# Why are monotone functions Riemann integrable on a closed interval?

Monotone functions are continuous except countably many points. If function is Riemann integrable it has only a finite number of discontinuity points. So how monotone functions are Riemann integrable on closed interval always?

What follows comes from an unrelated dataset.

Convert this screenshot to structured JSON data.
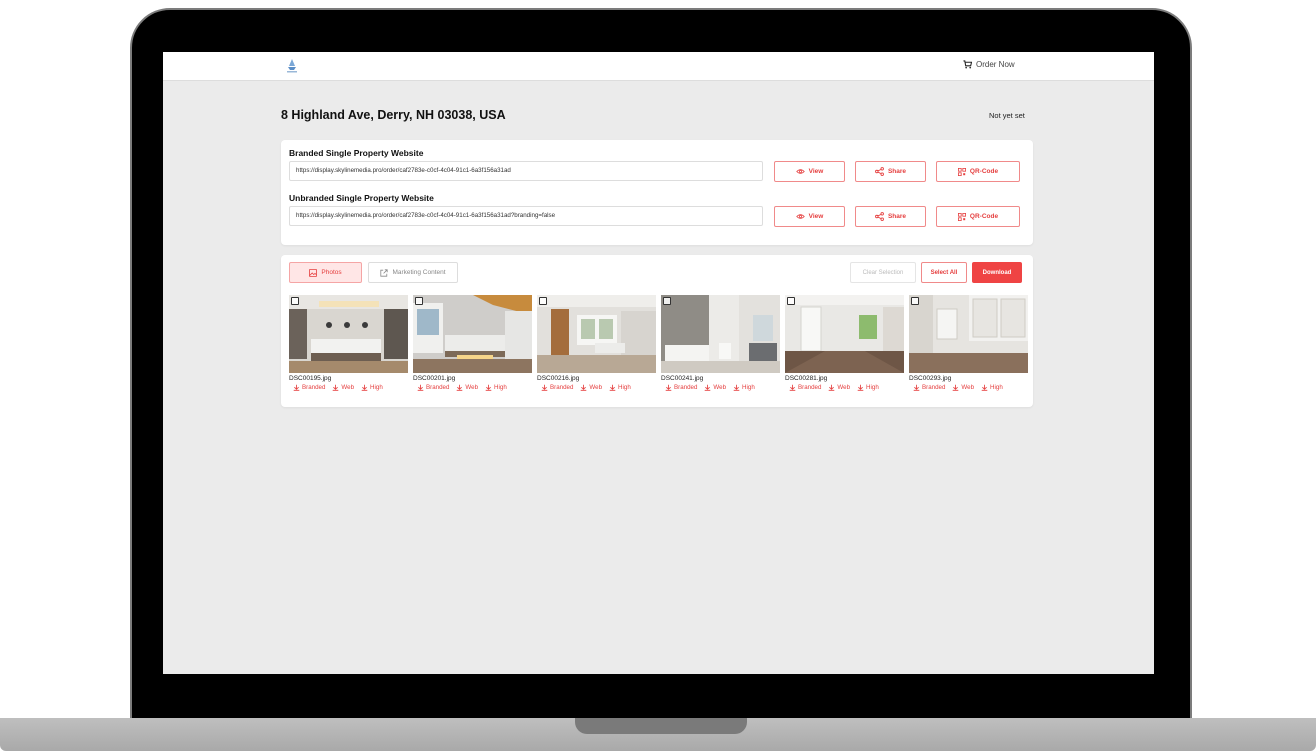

• "If function is Riemann integrable it has only a finite number of discontinuity points." That's not true; consider the function $f(x)=\begin{cases}1/2&\text{if$1/2<x\le1$,}\\1/4&\text{if$1/4<x\le1/2$,}\\1/8&\text{if$1/8<x\le1/4$,}\\&\vdots\\0&\text{if$0=x$}\end{cases}$ on the interval $[0,1]$. – Rahul Sep 5 '14 at 20:31
• Using the measure of the set of discontinuities is fairly high tech. One can prove that monotone functions are Riemann integrable using the definition. – Ayman Hourieh Sep 5 '14 at 20:35

Suppose $f$ is nondecreasing. For any partition $a = x_0 < x_1 \ldots < x_n = b$ of your interval $[a,b]$, any Riemann sum is between the left Riemann sum $L = \sum_{j=1}^n f(x_{j-1})(x_j - x_{j-1})$ and the right Riemann sum $R = \sum_{j=1}^n f(x_{j})(x_j - x_{j-1})$. The difference between them is at most $(f(b) - f(a)) \delta$ where $\delta = \max_j (x_j - x_{j-1})$.